During the eighteenth century, the Austrian Netherlands or what is, roughly speaking, present-day Belgium were increasingly visited by a flood of connoisseurs from France, England, Germany, and The Netherlands. Foreign art-buffs were attracted by the immensely rich art treasures which could be found in cathedrals, churches, and chapels, but also in city halls, stock exchanges, guildhalls and other (semi)public buildings.  Flanders and Brabant were particularly renowned for the masterpieces of Rubens, Van Dyck, Jordaens, and other baroque painters, but also for sculpture, stained-glass windows, reliquaries, embroidery, and other works of arts. Among aficionados, it was even whispered that the Low Countries were only surpassed by Italy in matters of the Fine Arts. However, in the late eighteenth century, dark clouds gathered over this precious patrimoine. Literally hundreds of masterpieces were confiscated, moved from their sanctuaries, and sold off by the dozen during the late Austrian reign, when empress Maria-Thérèsia and her son Josef II dissolved a series of monastic orders in Flanders and Brabant. Under the pretext of an Enlightened policy, myriad masterpieces were brought under the hammer or shipped to Vienna. During the French Revolution, the looting even gathered further momentum, as the magna opera of Rubens, Van Dyck, Jordaens, and the ‘lesser gods’ were transferred to the new national museums in Paris or the provinces. Numerous masterpieces were forever lost to what would eventually become Belgium.
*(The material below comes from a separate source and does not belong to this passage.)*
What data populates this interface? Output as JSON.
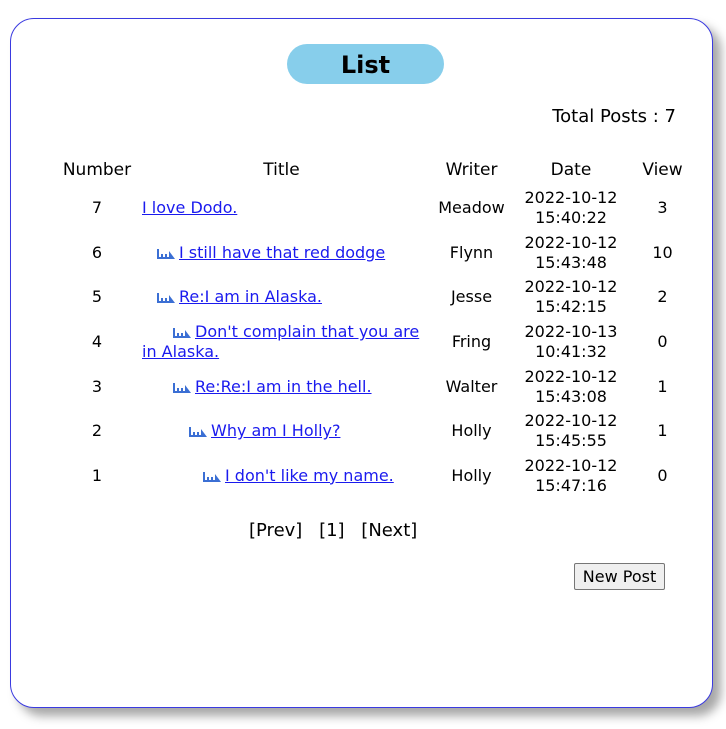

Moments before the catastrophe struck, a detailed inventory of this heritage was drawn up by Jean-Baptiste Descamps(1706-1791), a Flemish painter who had made a lighting career in eighteenth-century France. Descamps soon became professor in drawing at the Académie of Rouen and established a firm reputation as one of the leading art historians thanks to his La vie des peintres flamands, allemands et hollandois (1756-1763). The book, a biographic encyclopedia, introduced the Flemish and Dutch masters to the French art-loving public. In 1769, Descamps published Le Voyage pittoresque de la Flandre et du Brabant, a practical guidebook for art-lovers who were eager to see the famous masterpieces of Rubens, Van Dyck, or Jordaens with their own eyes and in situ. Following an itinerary which lead travellers from Lille to Dunkirk – calling at Brussels, Mechelen, Antwerp, Ghent, Bruges, and a series of smaller towns – Descamps introduced his readers to the numerous art treasures that could be found in the monasteries, churches, guildhalls, and other (semi)public buildings in Flanders and Brabant. Private collections – also numerous in the Austrian Netherlands – were not described in the Voyage pittoresque, as they were not always open for the public. For each individual site (273 locations in total) Descamps meticulously listed all works of art – both major and minor masterpieces – found in every nook and cranny (circa 2700 pieces), while he also critically assessed their composition, the design, the coloring, and other salient features. Descamps’ Voyage pittoresque thus sparked the interest – and to a certain extent also shaped the taste – of a growing crowd of aspiring connoisseurs of Flemish art. Especially in a century where expertise on the arts spilled from professionals to amateurs and the popularity of paintings from the Low Countries was definitely on the rise, Descamps’ guidebook became an important corner stone in the formation of the canon.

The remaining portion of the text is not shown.